Stefan ZollnerDr. Stefan Zollner is a CMOS integration engineer (a condensed matter physicist by training) with Freescale Semiconductor, Inc., on assignment at the IBM East Fishkill facility in New York. He studied semiconductor physics in Regensburg, Stuttgart (Germany), and Tempe, AZ. In 1991/92, he was a postdoc at the IBM T.J. Watson Research Center in Yorktown Heights, NY, to work on strained Si and Si:C alloy growth development. In 1992, he became an Assistant Professor of Physics at Iowa State University, with a joint appointment at the Ames Laboratory (US-DOE). He joined Freescale Semiconductor (then Motorola) in 1997 as an analytical engineer. Most of his research has used spectroscopic ellipsometry to investigate novel electronic materials and their physical properties. More recently, he has worked on low-resistance contacts to CMOS nanodevices. He is a Fellow of the American Physical Society, Past Chair of FIAP (Forum on Industrial and Applied Physics), and was Vice Chair of the International Conference on the Physics of Semiconductors held in Flagstaff, AZ, in 2004. He is an author on over 100 printed publications and about 100 conference contributions.
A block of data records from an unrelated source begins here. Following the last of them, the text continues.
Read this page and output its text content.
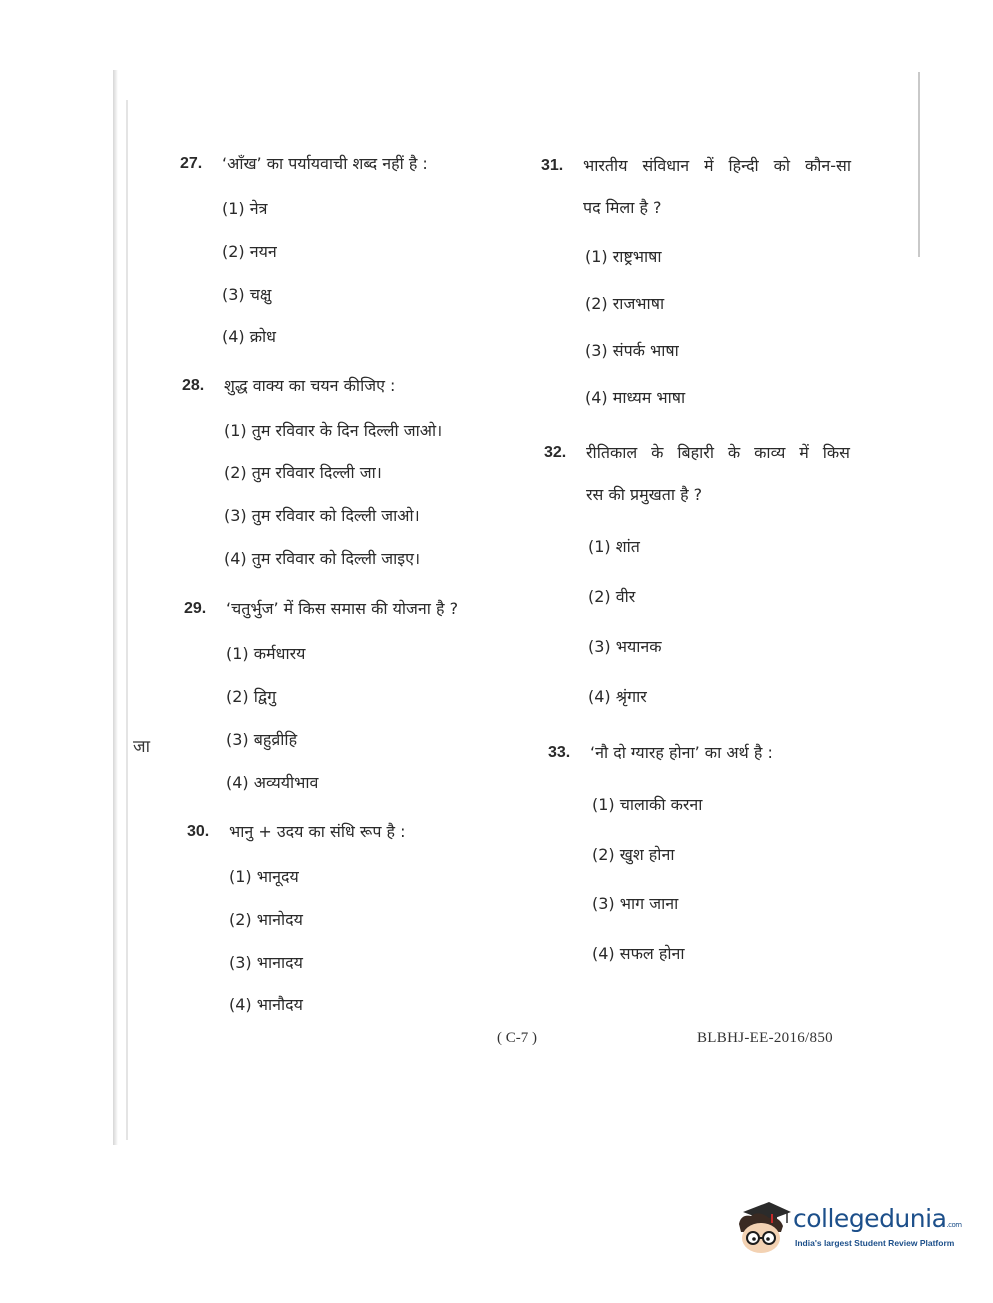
जा
27.	‘आँख’ का पर्यायवाची शब्द नहीं है :
(1) नेत्र
(2) नयन
(3) चक्षु
(4) क्रोध
28.	शुद्ध वाक्य का चयन कीजिए :
(1) तुम रविवार के दिन दिल्ली जाओ।
(2) तुम रविवार दिल्ली जा।
(3) तुम रविवार को दिल्ली जाओ।
(4) तुम रविवार को दिल्ली जाइए।
29.	‘चतुर्भुज’ में किस समास की योजना है ?
(1) कर्मधारय
(2) द्विगु
(3) बहुव्रीहि
(4) अव्ययीभाव
30.	भानु + उदय का संधि रूप है :
(1) भानूदय
(2) भानोदय
(3) भानादय
(4) भानौदय
31.	भारतीय संविधान में हिन्दी को कौन-सा
पद मिला है ?
(1) राष्ट्रभाषा
(2) राजभाषा
(3) संपर्क भाषा
(4) माध्यम भाषा
32.	रीतिकाल के बिहारी के काव्य में किस
रस की प्रमुखता है ?
(1) शांत
(2) वीर
(3) भयानक
(4) श्रृंगार
33.	‘नौ दो ग्यारह होना’ का अर्थ है :
(1) चालाकी करना
(2) खुश होना
(3) भाग जाना
(4) सफल होना
( C-7 )	BLBHJ-EE-2016/850
collegedunia.com
India's largest Student Review Platform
With S. Pantelides, he has edited a book on silicon-germanium-carbon alloys.

Statement

About ten years ago, FIAP was founded to serve the industrial physics community in the APS. Over the years (and with my involvement), our purpose has changed and we have grown into the largest APS unit. Our goal is now to connect three different communities: Industrial APS members, academic physicists in other fields (such as engineering), and applied physicists everywhere (especially students interested in applied physics careers). For many years, I have supported this goal with professional committee service and by organizing FIAP sessions at APS meetings intended to strengthen the ties between these three groups and to highlight interesting industrial physics topics to the broader APS community. As FIAP Councilor, I will continue to support such programs. Additionally, we need to consider that over half of U.S. physics graduates are employed in industry. A significant percentage of APS members are industrial physicists. I will represent this group in the APS Council and will enhance APS membership benefits for industrial physicists, as identified by the recent APS Industrial Physics Task Force, such as access to current physics highlights, networking on the national and local scale, and recognition through awards, invited talks, and society fellowship.